MANGPA'AT BERDAKWAH.......


Sengcara garis besar kita dah paham bila berdakwah itu adalah mengajarkan/menunjukkan/menceritakan/memahamkan dan apapun istilahnya yang pokoknya mengajak kebaikan pada seseorang atau sekelompok orang..baik di mangjelis taklim ataupun di kumpulan orang thongkrong di pinggir jalan....

Sebut saja si Abah Mlumah bin Ngganjeli, dia sering berdakwah di komunitas pengajian-pengajiannya..ketika
dia dia jak berdakwah pada komunitas orang2 Kapir..dia selalu berkilah dengan tolakan yag alus......
" Wah mas....percuma ndakwahi wong wong Kapir kae....hla wong di dalam Kitabullah saja sudah mengataken sebagai berikut...(gentian simbah malah di dakwahi..)...
.“Sesungguhnya orang-orang kafir itu sama saja buat mereka, apakah engkau beri peringatan mereka ataukah tidak engkau beri peringatan, tidaklah mereka akan beriman.” (Surat Al Baqoroh ayat 6) ...jadi percuma nek saya Nrocos mbuang-mbuang energi ndakwahi mereka....percuma mass.....!!!.....sambil mlengos karo nyulet udud sing kari separo.....

Muncul pertanyaan, lantas apakah lalu orang-orang kapir itu gak usah didakwahi saja? Ha wong didakwahi, diingatkan, dikasih tahu ataupun tidak ya mbelgedhes gak berubah sama sekali. Diomongi sampai bibir jontor akhirnya toh juga gak jadi baik. Lantas bagaimana kaitannya ayat itu dengan seruan buat berdakwah?

Sebagaimana sudah diketahui bahwa, setelah turunnya ayat tersebut, Kanjeng Nabi Muhammad saw masih tetap berdakwah kepada orang-orang kepir, dan bahkan meskipun beliau tahu bahwa orang-orang kepir itu gak bakal beriman.
Tentu saja kenyataan ini seharusnya menjadi bahan pembelajaran buat kita.

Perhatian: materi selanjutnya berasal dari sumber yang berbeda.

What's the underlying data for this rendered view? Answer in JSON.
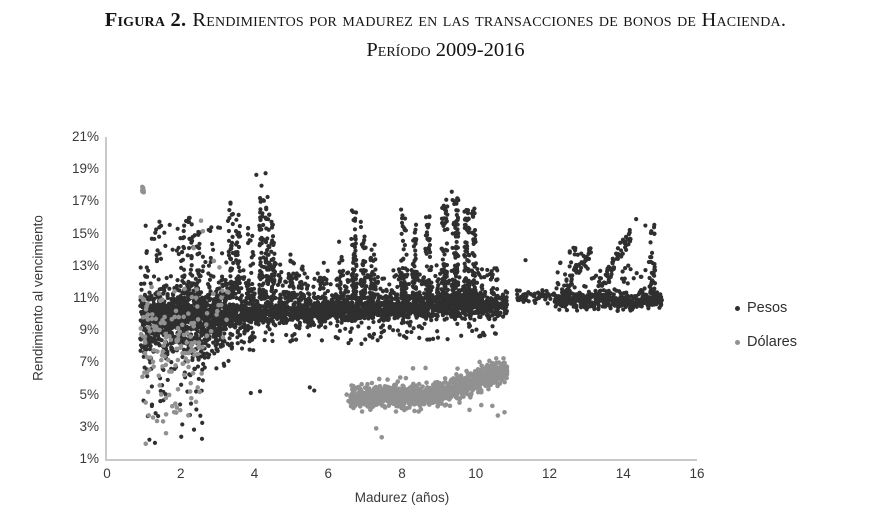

Kalau berdakwah, memberi peringatan, menasehati dan ngomongi orang yang akhirnya sudah diketahui gak bakalan berubah, lantas kemanfaatan dakwah itu sebenarnya buat siapa?
Inilah yang tidak disadari oleh para pendakwah. Para pendakwah merasa bahwa kemanfaatan dakwah adalah buat yang didakwahi dan yang diajak untuk menjadi baik dan beriman itu. Dengan demikian manakala yang diajak itu menunjukkan gejala penolakan, apalagi penolakannya brutal wal Mbandhel..., maka yang ada adalah sikap meninggalkan dan merasa kalo mereka itu ndak patut dan angel kandanane ...
“Yo wis, gak mau ya gak papa. Sak karepmu....resiko ditanggung penumpang,,,!!"

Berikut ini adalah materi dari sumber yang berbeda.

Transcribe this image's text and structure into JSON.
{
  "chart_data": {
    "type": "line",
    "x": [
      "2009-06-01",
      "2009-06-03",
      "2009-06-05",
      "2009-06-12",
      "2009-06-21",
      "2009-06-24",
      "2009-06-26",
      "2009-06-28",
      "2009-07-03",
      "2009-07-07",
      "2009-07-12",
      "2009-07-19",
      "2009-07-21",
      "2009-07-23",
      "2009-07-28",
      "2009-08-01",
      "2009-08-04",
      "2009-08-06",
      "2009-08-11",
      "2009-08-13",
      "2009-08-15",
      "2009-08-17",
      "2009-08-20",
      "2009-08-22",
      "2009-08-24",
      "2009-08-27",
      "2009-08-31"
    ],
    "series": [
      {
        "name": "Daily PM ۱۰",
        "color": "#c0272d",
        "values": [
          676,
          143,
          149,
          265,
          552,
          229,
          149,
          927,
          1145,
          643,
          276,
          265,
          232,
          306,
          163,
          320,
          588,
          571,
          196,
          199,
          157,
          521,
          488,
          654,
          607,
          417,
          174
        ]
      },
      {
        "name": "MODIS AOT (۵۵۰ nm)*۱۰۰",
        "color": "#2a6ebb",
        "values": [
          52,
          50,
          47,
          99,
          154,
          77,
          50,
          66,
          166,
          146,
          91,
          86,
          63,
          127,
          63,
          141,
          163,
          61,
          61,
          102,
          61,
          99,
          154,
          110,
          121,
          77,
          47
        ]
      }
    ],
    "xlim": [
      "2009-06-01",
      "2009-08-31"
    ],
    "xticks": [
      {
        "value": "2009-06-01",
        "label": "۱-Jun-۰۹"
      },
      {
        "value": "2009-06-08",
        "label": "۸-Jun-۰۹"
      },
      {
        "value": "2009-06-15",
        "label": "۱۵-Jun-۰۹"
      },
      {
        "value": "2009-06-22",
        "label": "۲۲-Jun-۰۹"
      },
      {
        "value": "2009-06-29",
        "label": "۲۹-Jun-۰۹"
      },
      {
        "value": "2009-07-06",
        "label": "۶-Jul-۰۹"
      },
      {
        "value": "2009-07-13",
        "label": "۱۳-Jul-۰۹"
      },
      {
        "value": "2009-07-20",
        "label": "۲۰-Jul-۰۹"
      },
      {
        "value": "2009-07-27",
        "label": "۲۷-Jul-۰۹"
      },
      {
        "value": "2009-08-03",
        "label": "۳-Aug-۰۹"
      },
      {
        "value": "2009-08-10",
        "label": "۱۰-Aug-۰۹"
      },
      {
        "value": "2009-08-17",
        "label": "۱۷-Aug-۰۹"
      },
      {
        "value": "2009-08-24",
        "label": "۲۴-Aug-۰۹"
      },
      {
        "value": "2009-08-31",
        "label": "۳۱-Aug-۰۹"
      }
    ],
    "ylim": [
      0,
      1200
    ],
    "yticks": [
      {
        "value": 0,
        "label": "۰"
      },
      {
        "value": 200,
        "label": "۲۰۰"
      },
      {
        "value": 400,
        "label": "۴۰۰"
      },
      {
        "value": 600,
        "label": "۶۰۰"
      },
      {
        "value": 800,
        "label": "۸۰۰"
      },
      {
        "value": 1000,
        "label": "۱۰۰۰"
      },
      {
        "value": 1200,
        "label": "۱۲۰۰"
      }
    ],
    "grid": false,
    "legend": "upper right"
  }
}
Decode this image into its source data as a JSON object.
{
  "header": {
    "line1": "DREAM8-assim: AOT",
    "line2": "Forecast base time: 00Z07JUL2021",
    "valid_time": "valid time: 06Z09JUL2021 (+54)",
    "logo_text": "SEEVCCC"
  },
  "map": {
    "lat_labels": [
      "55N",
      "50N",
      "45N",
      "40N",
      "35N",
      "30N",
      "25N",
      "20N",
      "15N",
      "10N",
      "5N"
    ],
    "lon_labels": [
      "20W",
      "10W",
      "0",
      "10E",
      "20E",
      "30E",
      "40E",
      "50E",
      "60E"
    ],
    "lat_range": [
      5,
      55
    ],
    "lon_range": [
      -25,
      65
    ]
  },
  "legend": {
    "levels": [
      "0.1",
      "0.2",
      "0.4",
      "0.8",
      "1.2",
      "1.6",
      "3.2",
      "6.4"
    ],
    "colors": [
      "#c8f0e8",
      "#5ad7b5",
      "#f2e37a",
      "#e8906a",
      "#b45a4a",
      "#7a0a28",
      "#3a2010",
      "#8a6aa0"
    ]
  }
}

Padahal si pendakwah sebenarnya tahu, hal yang dia lakukan itu tak pernah dilakukan oleh pendahulunya, yakni Nabi Muhammad saw dan para dai awal rodiyallohu anhum. Meskipun beliau-beliau itu tahu, bahwa si orang-orang kepir itu gak bakalan iman bagaimanapun juga, toh dakwah jalan terus kepada orang yang itu-itu juga. Apa maknanya?

Maknanya, sebenarnya hakikat kebaikan dan kemanfaatan dakwah itu yang pasti adalah buat si pendakwah. Sedangkan kalo buat yang didakwahi, bisa jadi dia beroleh manfaat manakala menyambut kebaikan yang ditawarkan, boleh jadi juga dia tak beroleh manfaat apa-apa manakala menolak.

Ibaratnya seorang petinju Ceking Pungkring, otot kawat balungan thok, yang bercita-cita pingin jadi petinju Nggothot, methekol dan pating plenthuk otot-ototnya, maka dia latihan ngamplengi, nonjoki, mukuli, nggajuli sandsack alias kantong pasir. Lha yang namanya kantong pasir, meskipun kembola-kembali dipukuli, digajuli, dikoploki, dikabruki dan ditonyo, tetep saja dia kantong pasir. Gak bakalan berubah jadi Mike Tyson atawa Crist Jhon...
Namun coba lihat si Ceking Pungkring yang mukuli dan nonjoki tadii..!! Yang tadinya Badane sak biting...igone mencothot alias kurus kering, nggambang balung iganya kayak kulintang, otot gak mbejaji karena gak mbentuk babar blas, karena rajin mukuli sandsack itu, berubah menjadi petinju yang ototnya kuat, balungannya kokoh, gak gampang patah tulang, kuda-kudanya mantabhs dan gak gampang ambruk...

Jika kita sadari...sebenarnya mangpaat yang berlipet itu ternyata jatuh pada diri pendakwah sendiri...omongannya smakin mangtap..wawasannya smakin luas...ayat-ayat yg disampekan smakin fasih di lidah....dan smakin nampak bobot aura disandangnya...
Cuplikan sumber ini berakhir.